Lingkungan keraton kita kembali mendapat titah baru—atau mungkin lebih tepatnya, angin kencang—berupa seruan pengetatan tata krama abdi dalem. Sebuah sabda yang, di atas lontar, terlihat sangat mulia. Siapa yang tidak setuju kalau abdi dalem harus jadi teladan? Kita semua merindukan sosok kawula yang sempurna: datang sebelum matahari terbit, pulang setelah gapura ditutup, dan mengabdi tanpa kenal lelah.
Tentu saja, untuk mencapai kesempurnaan itu, dibutuhkan pepecut (cambuk). Ancaman hukuman adalah bumbu penyedap yang pas. Logis, bukan? Bagaimana lagi cara memotivasi para kawula ini selain dengan tongkat (bukan anugerah)?

Maka, mari kita sambut era baru di mana abdi dalem harus 100% patuh seperti wayang yang dimainkan dalang.
Di era ini, urusan kemanusiaan dan sosial adalah “gangguan” yang tidak bisa ditolerir. Misalnya, ada abdi dalem yang telat 10 menit sowan (menghadap) karena harus mengantar anaknya yang sakit panas ke tabib. Wah, ini jelas pelanggaran berat! Tidak punya tata krama. Harusnya, sang anak bisa disuruh berangkat sendiri ke tabib, atau mungkin dititipkan saja di pos penjagaan gerbang.
Atau bagaimana dengan abdi dalem yang terpaksa izin setengah hari karena ada kerabat dekat yang meninggal di desa? “Ah, alasan klasik,” mungkin begitu kata sistem keraton. Urusan sosial dan gotong royong di masyarakat? Itu urusan di luar jam mengabdi. Padahal jam mengabdi seorang kawula (kalau dihitung dengan semua urusan tetek bengeknya) sepertinya 24/7.
Tapi, tunggu dulu. Kerasnya wewaler (aturan) baja ini ternyata bisa mendadak jadi selembut jenang (dodol) jika kena orang yang tepat.
Di sinilah letak keindahan sistem yang sesungguhnya. Ada sebuah rahasia umum yang lebih sakti dari surat sakit manapun: “Jalur Caket Kanjeng” (Jalur Dekat Tuan).
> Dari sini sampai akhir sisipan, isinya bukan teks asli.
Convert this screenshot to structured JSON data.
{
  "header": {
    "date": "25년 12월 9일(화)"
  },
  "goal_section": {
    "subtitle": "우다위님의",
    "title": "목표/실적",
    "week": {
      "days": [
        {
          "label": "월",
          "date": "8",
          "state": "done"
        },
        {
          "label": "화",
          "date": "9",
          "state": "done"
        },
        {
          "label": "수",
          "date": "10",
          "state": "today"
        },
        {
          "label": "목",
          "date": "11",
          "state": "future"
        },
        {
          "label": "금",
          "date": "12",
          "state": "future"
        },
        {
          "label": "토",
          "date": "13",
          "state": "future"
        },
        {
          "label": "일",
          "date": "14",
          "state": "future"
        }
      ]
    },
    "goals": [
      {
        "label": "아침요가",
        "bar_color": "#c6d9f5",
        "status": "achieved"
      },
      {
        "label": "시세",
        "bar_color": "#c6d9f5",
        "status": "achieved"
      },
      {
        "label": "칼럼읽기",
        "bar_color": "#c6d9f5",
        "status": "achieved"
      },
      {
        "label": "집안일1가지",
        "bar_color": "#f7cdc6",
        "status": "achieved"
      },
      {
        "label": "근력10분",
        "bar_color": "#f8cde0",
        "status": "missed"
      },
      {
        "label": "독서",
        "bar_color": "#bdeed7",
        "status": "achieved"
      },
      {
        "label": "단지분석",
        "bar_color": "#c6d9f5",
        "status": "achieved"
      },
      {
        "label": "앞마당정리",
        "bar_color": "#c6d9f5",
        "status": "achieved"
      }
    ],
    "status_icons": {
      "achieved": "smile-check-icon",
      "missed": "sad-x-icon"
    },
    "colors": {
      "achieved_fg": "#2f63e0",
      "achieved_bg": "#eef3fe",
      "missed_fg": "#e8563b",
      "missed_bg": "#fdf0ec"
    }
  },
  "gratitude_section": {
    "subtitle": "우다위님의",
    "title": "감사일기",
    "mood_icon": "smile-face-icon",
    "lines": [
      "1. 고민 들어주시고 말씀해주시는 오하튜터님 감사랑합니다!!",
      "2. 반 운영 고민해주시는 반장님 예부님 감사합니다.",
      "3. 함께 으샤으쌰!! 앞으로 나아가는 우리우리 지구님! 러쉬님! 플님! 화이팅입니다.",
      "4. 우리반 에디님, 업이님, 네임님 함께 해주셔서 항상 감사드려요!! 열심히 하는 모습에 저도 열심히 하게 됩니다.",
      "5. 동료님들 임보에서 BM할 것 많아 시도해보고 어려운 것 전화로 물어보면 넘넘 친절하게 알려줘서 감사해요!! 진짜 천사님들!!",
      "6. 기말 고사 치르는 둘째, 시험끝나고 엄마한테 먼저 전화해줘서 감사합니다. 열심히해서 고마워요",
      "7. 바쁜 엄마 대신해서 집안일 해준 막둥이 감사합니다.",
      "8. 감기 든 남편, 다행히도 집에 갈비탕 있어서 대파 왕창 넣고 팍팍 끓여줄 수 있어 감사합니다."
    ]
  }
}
Kita semua pasti pernah melihat fenomena ini. Ada seorang abdi dalem yang tingkat kehadirannya di paseban (aula) mungkin kalah dengan abdi dalem magang yang paling rajin.
Namun, catatannya selalu aman, kariernya mulus, dan namanya selalu wangi di telinga Gusti Prabu. Apa rahasianya?
Jawabannya sederhana: skill “pandai membawa diri” yang mumpuni.
Kalau Anda bisa rutin “sowan pribadi” di pagi hari dengan lingkar kekuasaan, atau punya hobi yang sama dengan “Ndoro Tuan”, aturan disiplin yang kaku itu mendadak jadi sangat fleksibel. Telat datang ke pendopo? Ah, mungkin sedang “berdiskusi empat mata” di kraton jero (istana dalam). Sering tidak hadir? “Pasti sedang ada titah khusus” yang tak terlihat mata biasa.
Ini adalah bentuk pengabdian tingkat tinggi: disiplin menjaga hubungan baik dengan sang penguasa.
Para kawula alit (rakyat jelata) dan abdi dalem junior di kerajaan itu pun mendapat pelajaran berharga. Mereka tidak hanya belajar tata krama, tapi juga belajar “Ilmu Kehidupan Nyata”. Mereka melihat dengan mata kepala sendiri bahwa wewaler itu dibuat untuk ditaati… oleh sebagian orang. Sementara sebagian lainnya, punya “kartu sakti”.
Pada akhirnya, kita semua harus bertepuk tangan. Titah Raja berhasil menciptakan aturan yang tegas. Keraton pun berhasil menerapkannya… secara selektif.
Ancaman hukuman itu nyata bagi mereka yang sibuk mengurus kemanusiaan, tapi hanya jadi bahan bercanda bagi mereka yang pintar “menempatkan diri”. Bravo! Yang penting, di atas lontar, laporan kepatuhan kita terlihat sempurna. Soal standar ganda? Ah, itu ‘kan bagian dari kearifan lokal keraton.